Il capo dei servi è cattivissimo, mentre un servo infedele è buono e amante della Blonde, che aiuta Constanze. Alla fine la doppia coppia cercherà di scappare…
I temi mozartiani cari al grandissimo teatro d’opera, poi realizzato con Da Ponte, già emergono: l’amore contrastato, la violenza sessuale o quantomeno il sopruso prepotente, la coppia di nobili e la coppia di servi, le dinamiche del potere, alla fine giusto perché magnanimo. Come per le Nozze di Figaro, il finale della frenetica commedia brillante è all’insegna del perdono.

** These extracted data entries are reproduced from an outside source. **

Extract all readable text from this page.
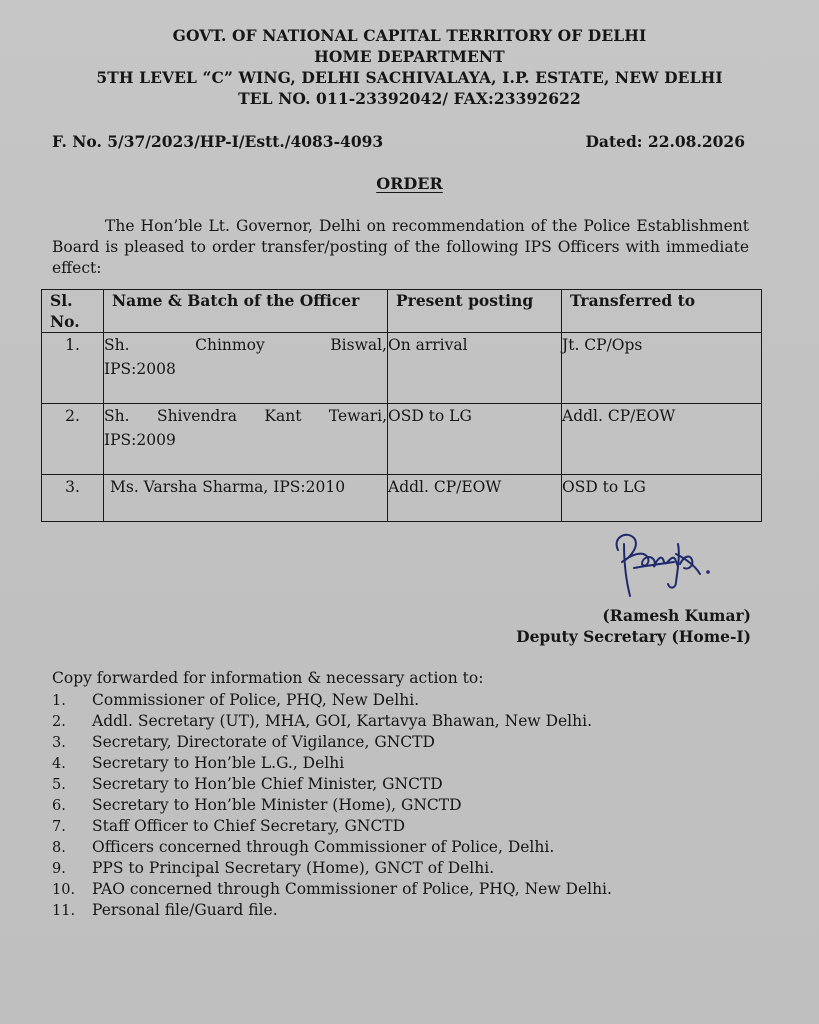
GOVT. OF NATIONAL CAPITAL TERRITORY OF DELHI
HOME DEPARTMENT
5TH LEVEL “C” WING, DELHI SACHIVALAYA, I.P. ESTATE, NEW DELHI
TEL NO. 011-23392042/ FAX:23392622
F. No. 5/37/2023/HP-I/Estt./4083-4093	Dated: 22.08.2026
ORDER
The Hon’ble Lt. Governor, Delhi on recommendation of the Police Establishment Board is pleased to order transfer/posting of the following IPS Officers with immediate effect:
Sl. No.	Name & Batch of the Officer	Present posting	Transferred to
1.	Sh. Chinmoy Biswal,
IPS:2008	On arrival	Jt. CP/Ops
2.	Sh. Shivendra Kant Tewari,
IPS:2009	OSD to LG	Addl. CP/EOW
3.	Ms. Varsha Sharma, IPS:2010	Addl. CP/EOW	OSD to LG
(Ramesh Kumar)
Deputy Secretary (Home-I)
Copy forwarded for information & necessary action to:
1. Commissioner of Police, PHQ, New Delhi.
2. Addl. Secretary (UT), MHA, GOI, Kartavya Bhawan, New Delhi.
3. Secretary, Directorate of Vigilance, GNCTD
4. Secretary to Hon’ble L.G., Delhi
5. Secretary to Hon’ble Chief Minister, GNCTD
6. Secretary to Hon’ble Minister (Home), GNCTD
7. Staff Officer to Chief Secretary, GNCTD
8. Officers concerned through Commissioner of Police, Delhi.
9. PPS to Principal Secretary (Home), GNCT of Delhi.
10. PAO concerned through Commissioner of Police, PHQ, New Delhi.
11. Personal file/Guard file.
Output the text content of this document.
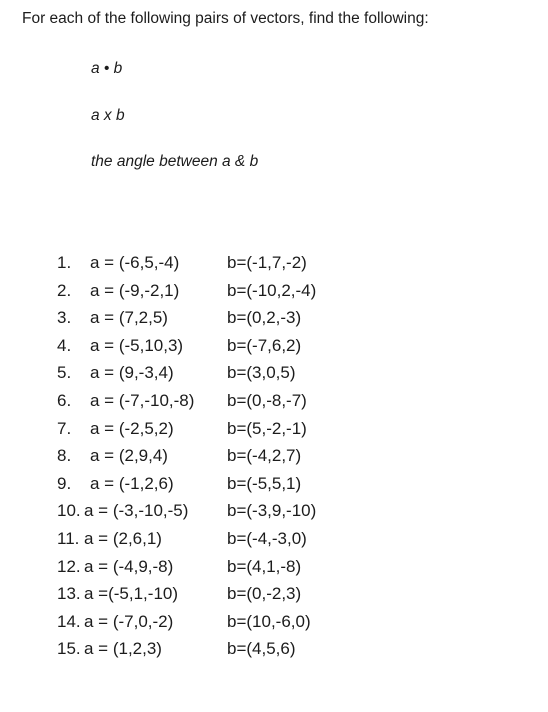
For each of the following pairs of vectors, find the following:
a • b
a x b
the angle between a & b
1. a = (-6,5,-4)	b=(-1,7,-2)
2. a = (-9,-2,1)	b=(-10,2,-4)
3. a = (7,2,5)	b=(0,2,-3)
4. a = (-5,10,3)	b=(-7,6,2)
5. a = (9,-3,4)	b=(3,0,5)
6. a = (-7,-10,-8) b=(0,-8,-7)
7. a = (-2,5,2)	b=(5,-2,-1)
8. a = (2,9,4)	b=(-4,2,7)
9. a = (-1,2,6)	b=(-5,5,1)
10. a = (-3,-10,-5) b=(-3,9,-10)
11. a = (2,6,1)	b=(-4,-3,0)
12. a = (-4,9,-8)	b=(4,1,-8)
13. a =(-5,1,-10)	b=(0,-2,3)
14. a = (-7,0,-2)	b=(10,-6,0)
15. a = (1,2,3)	b=(4,5,6)
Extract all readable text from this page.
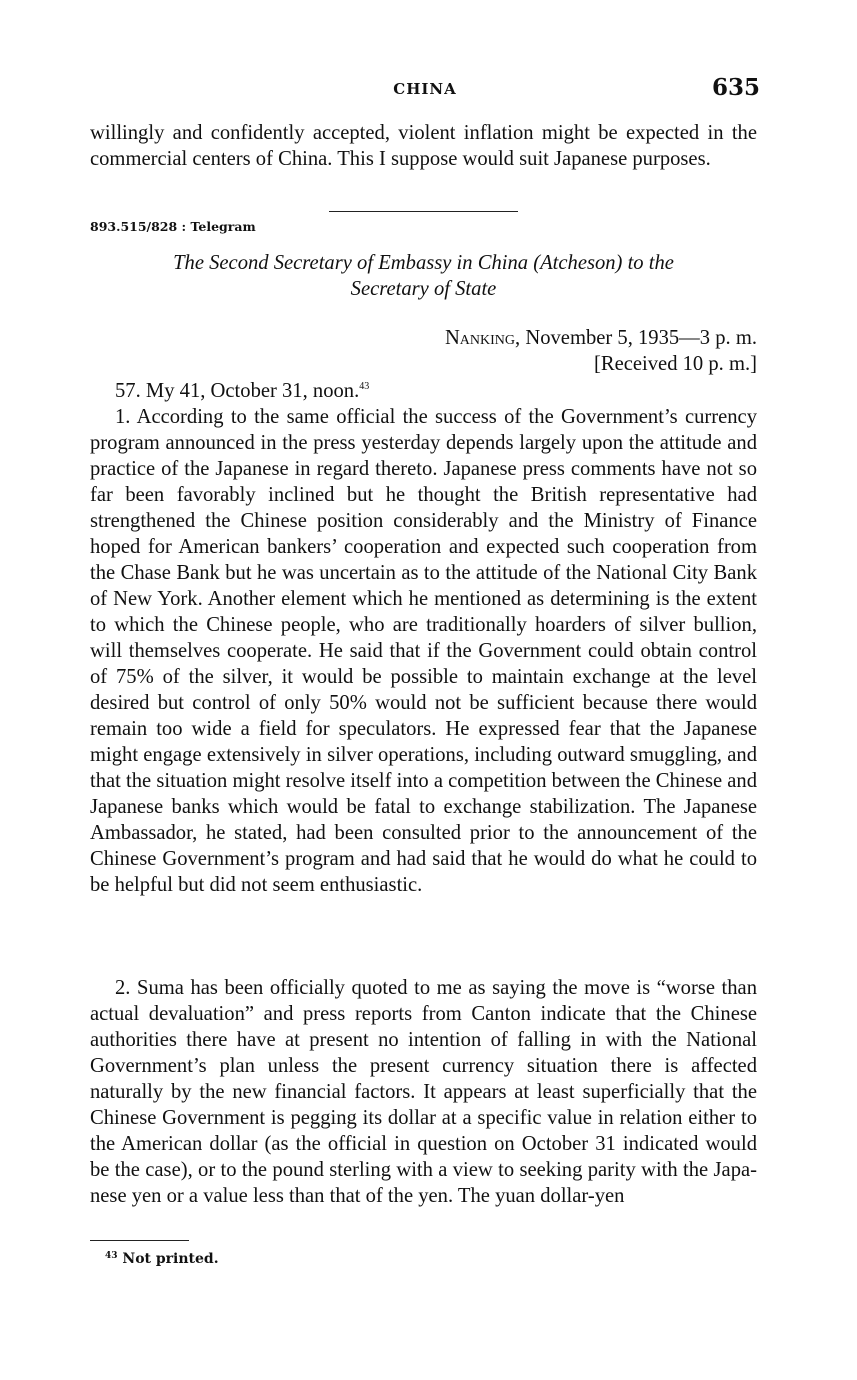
CHINA	635

willingly and confidently accepted, violent inflation might be expected in the commercial centers of China. This I suppose would suit Japanese purposes.

893.515/828 : Telegram

The Second Secretary of Embassy in China (Atcheson) to the
Secretary of State

Nanking, November 5, 1935—3 p. m.
[Received 10 p. m.]

57. My 41, October 31, noon.$^{43}$

1. According to the same official the success of the Government’s currency program announced in the press yesterday depends largely upon the attitude and practice of the Japanese in regard thereto. Japanese press comments have not so far been favorably inclined but he thought the British representative had strengthened the Chinese position considerably and the Ministry of Finance hoped for American bankers’ cooperation and expected such cooperation from the Chase Bank but he was uncertain as to the attitude of the National City Bank of New York. Another element which he mentioned as determining is the extent to which the Chinese people, who are traditionally hoarders of silver bullion, will themselves cooperate. He said that if the Government could obtain control of 75% of the silver, it would be possible to maintain exchange at the level desired but control of only 50% would not be sufficient because there would remain too wide a field for speculators. He expressed fear that the Japanese might engage extensively in silver operations, including outward smuggling, and that the situation might resolve itself into a competition between the Chinese and Japanese banks which would be fatal to exchange stabilization. The Japanese Ambassador, he stated, had been consulted prior to the announcement of the Chinese Government’s program and had said that he would do what he could to be helpful but did not seem enthusiastic.

2. Suma has been officially quoted to me as saying the move is “worse than actual devaluation” and press reports from Canton indicate that the Chinese authorities there have at present no intention of falling in with the National Government’s plan unless the present currency situation there is affected naturally by the new financial factors. It appears at least superficially that the Chinese Government is pegging its dollar at a specific value in relation either to the American dollar (as the official in question on October 31 indicated would be the case), or to the pound sterling with a view to seeking parity with the Japanese yen or a value less than that of the yen. The yuan dollar-yen

$^{43}$ Not printed.
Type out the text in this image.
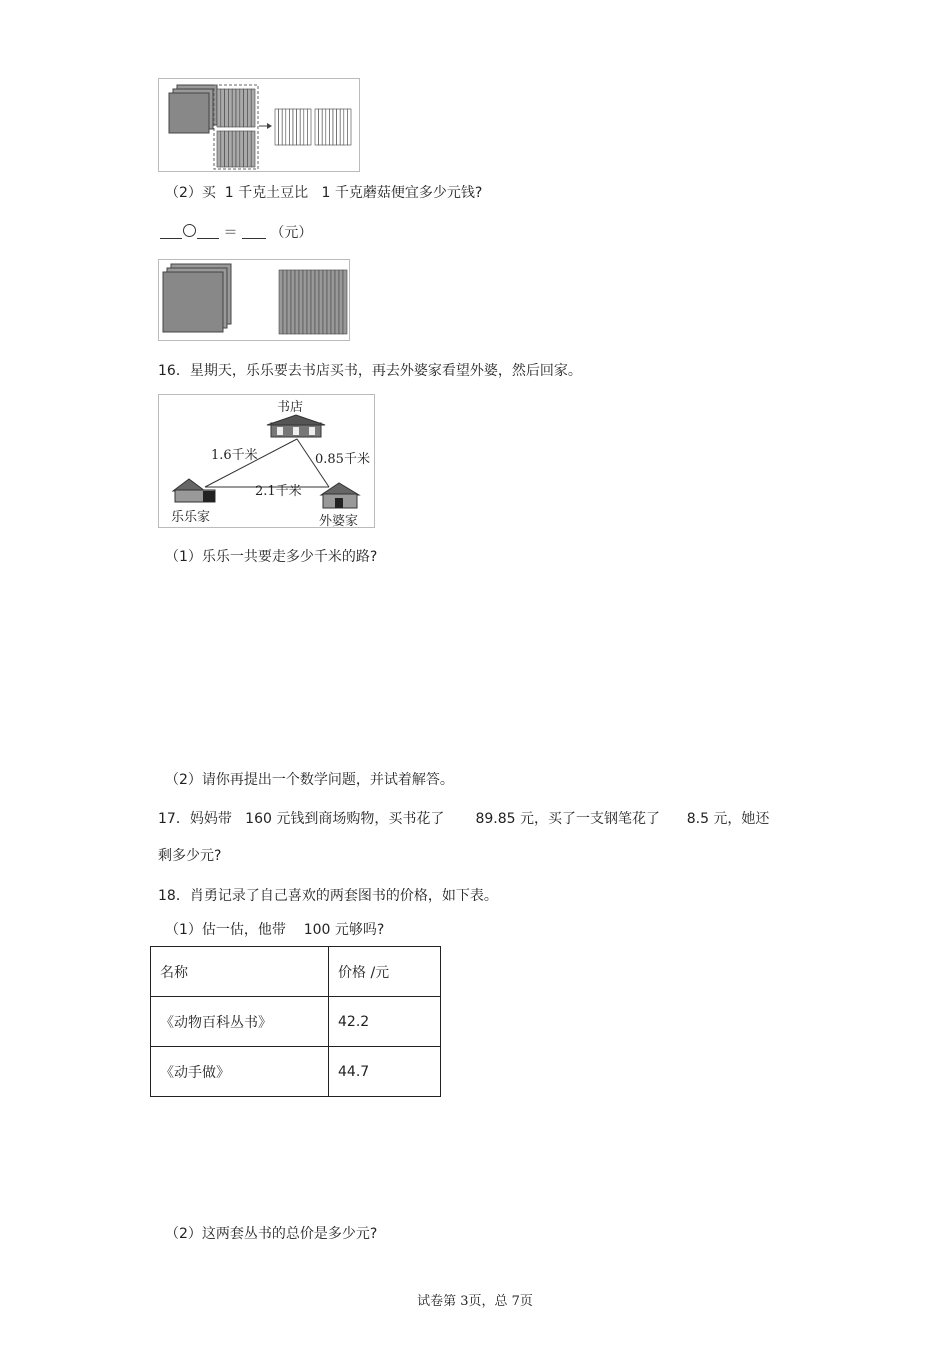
（2）买  1 千克土豆比   1 千克蘑菇便宜多少元钱?
＝ （元）
16．星期天，乐乐要去书店买书，再去外婆家看望外婆，然后回家。
书店
乐乐家	外婆家
1.6千米	0.85千米
2.1千米
（1）乐乐一共要走多少千米的路?
（2）请你再提出一个数学问题，并试着解答。
17．妈妈带   160 元钱到商场购物，买书花了       89.85 元，买了一支钢笔花了      8.5 元，她还
剩多少元?
18．肖勇记录了自己喜欢的两套图书的价格，如下表。
（1）估一估，他带    100 元够吗?
名称	价格 /元
《动物百科丛书》	42.2
《动手做》	44.7
（2）这两套丛书的总价是多少元?
试卷第 3页，总 7页
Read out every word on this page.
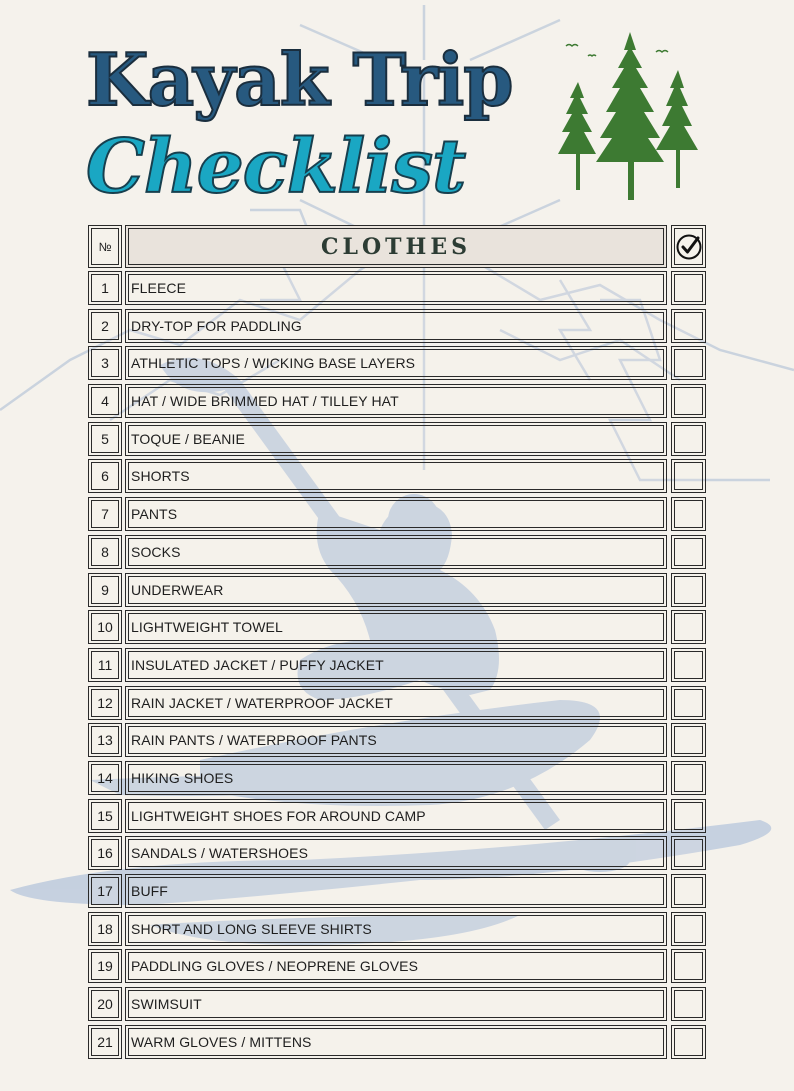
Kayak Trip
Checklist
№	CLOTHES
1	FLEECE
2	DRY-TOP FOR PADDLING
3	ATHLETIC TOPS / WICKING BASE LAYERS
4	HAT / WIDE BRIMMED HAT / TILLEY HAT
5	TOQUE / BEANIE
6	SHORTS
7	PANTS
8	SOCKS
9	UNDERWEAR
10	LIGHTWEIGHT TOWEL
11	INSULATED JACKET / PUFFY JACKET
12	RAIN JACKET / WATERPROOF JACKET
13	RAIN PANTS / WATERPROOF PANTS
14	HIKING SHOES
15	LIGHTWEIGHT SHOES FOR AROUND CAMP
16	SANDALS / WATERSHOES
17	BUFF
18	SHORT AND LONG SLEEVE SHIRTS
19	PADDLING GLOVES / NEOPRENE GLOVES
20	SWIMSUIT
21	WARM GLOVES / MITTENS
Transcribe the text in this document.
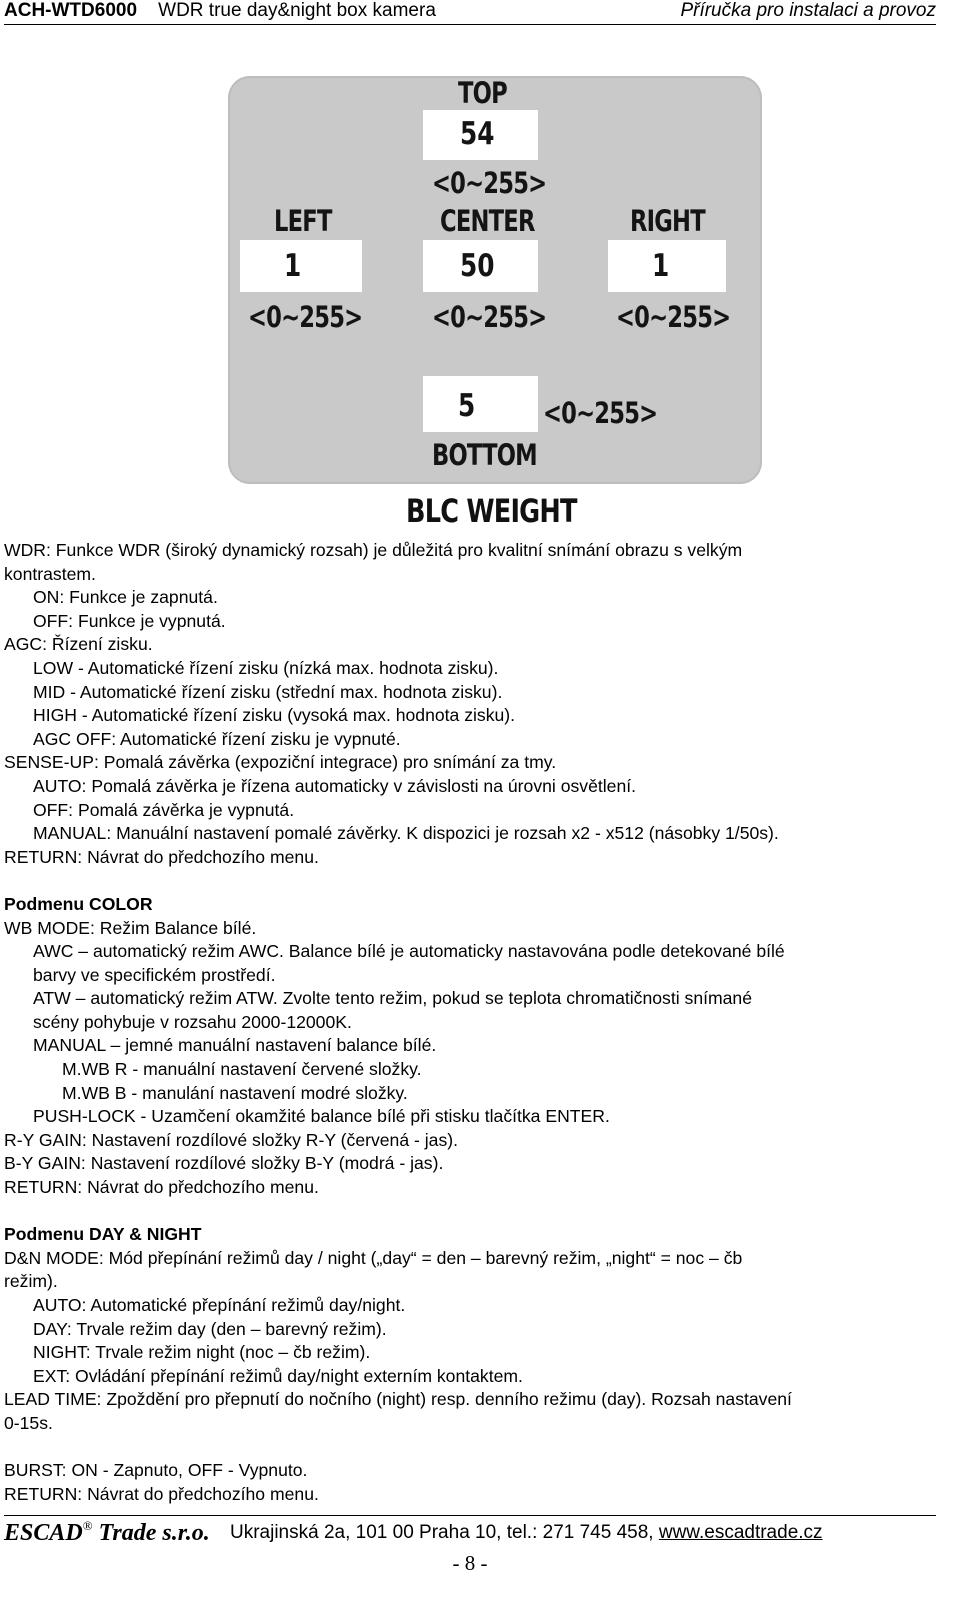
ACH-WTD6000 WDR true day&night box kamera	Příručka pro instalaci a provoz
TOP
54
<0~255>
LEFT	CENTER	RIGHT
1	50	1
<0~255> <0~255> <0~255>
5 <0~255>
BOTTOM
BLC WEIGHT

WDR: Funkce WDR (široký dynamický rozsah) je důležitá pro kvalitní snímání obrazu s velkým

kontrastem.

ON: Funkce je zapnutá.

OFF: Funkce je vypnutá.

AGC: Řízení zisku.

LOW - Automatické řízení zisku (nízká max. hodnota zisku).

MID - Automatické řízení zisku (střední max. hodnota zisku).

HIGH - Automatické řízení zisku (vysoká max. hodnota zisku).

AGC OFF: Automatické řízení zisku je vypnuté.

SENSE-UP: Pomalá závěrka (expoziční integrace) pro snímání za tmy.

AUTO: Pomalá závěrka je řízena automaticky v závislosti na úrovni osvětlení.

OFF: Pomalá závěrka je vypnutá.

MANUAL: Manuální nastavení pomalé závěrky. K dispozici je rozsah x2 - x512 (násobky 1/50s).

RETURN: Návrat do předchozího menu.

Podmenu COLOR

WB MODE: Režim Balance bílé.

AWC – automatický režim AWC. Balance bílé je automaticky nastavována podle detekované bílé

barvy ve specifickém prostředí.

ATW – automatický režim ATW. Zvolte tento režim, pokud se teplota chromatičnosti snímané

scény pohybuje v rozsahu 2000-12000K.

MANUAL – jemné manuální nastavení balance bílé.

M.WB R - manuální nastavení červené složky.

M.WB B - manulání nastavení modré složky.

PUSH-LOCK - Uzamčení okamžité balance bílé při stisku tlačítka ENTER.

R-Y GAIN: Nastavení rozdílové složky R-Y (červená - jas).

B-Y GAIN: Nastavení rozdílové složky B-Y (modrá - jas).

RETURN: Návrat do předchozího menu.

Podmenu DAY & NIGHT

D&N MODE: Mód přepínání režimů day / night („day“ = den – barevný režim, „night“ = noc – čb

režim).

AUTO: Automatické přepínání režimů day/night.

DAY: Trvale režim day (den – barevný režim).

NIGHT: Trvale režim night (noc – čb režim).

EXT: Ovládání přepínání režimů day/night externím kontaktem.

LEAD TIME: Zpoždění pro přepnutí do nočního (night) resp. denního režimu (day). Rozsah nastavení

0-15s.

BURST: ON - Zapnuto, OFF - Vypnuto.

RETURN: Návrat do předchozího menu.

ESCAD® Trade s.r.o. Ukrajinská 2a, 101 00 Praha 10, tel.: 271 745 458, www.escadtrade.cz
- 8 -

Nota biografica: Mozart scrive questa opera a 26 anni. La prima va in scena pochi giorni dopo il suo matrimonio con Constanze Weber, e la prima aria (cantata dal tenore Belmonte) è una perfetta aria d’amore tutta dedicata a una Constanze. Mica male come regalo di nozze. I temi turchi e orientali avevano già colpito Amadeus a Parigi quattro anni prima, quando compose la sonata di pianoforte Marcia Turca.
Cantanti solisti, coro e direttore d’orchestra, Gabriele Ferro, davvero bravi. La prima è questa sera: merita la spesa.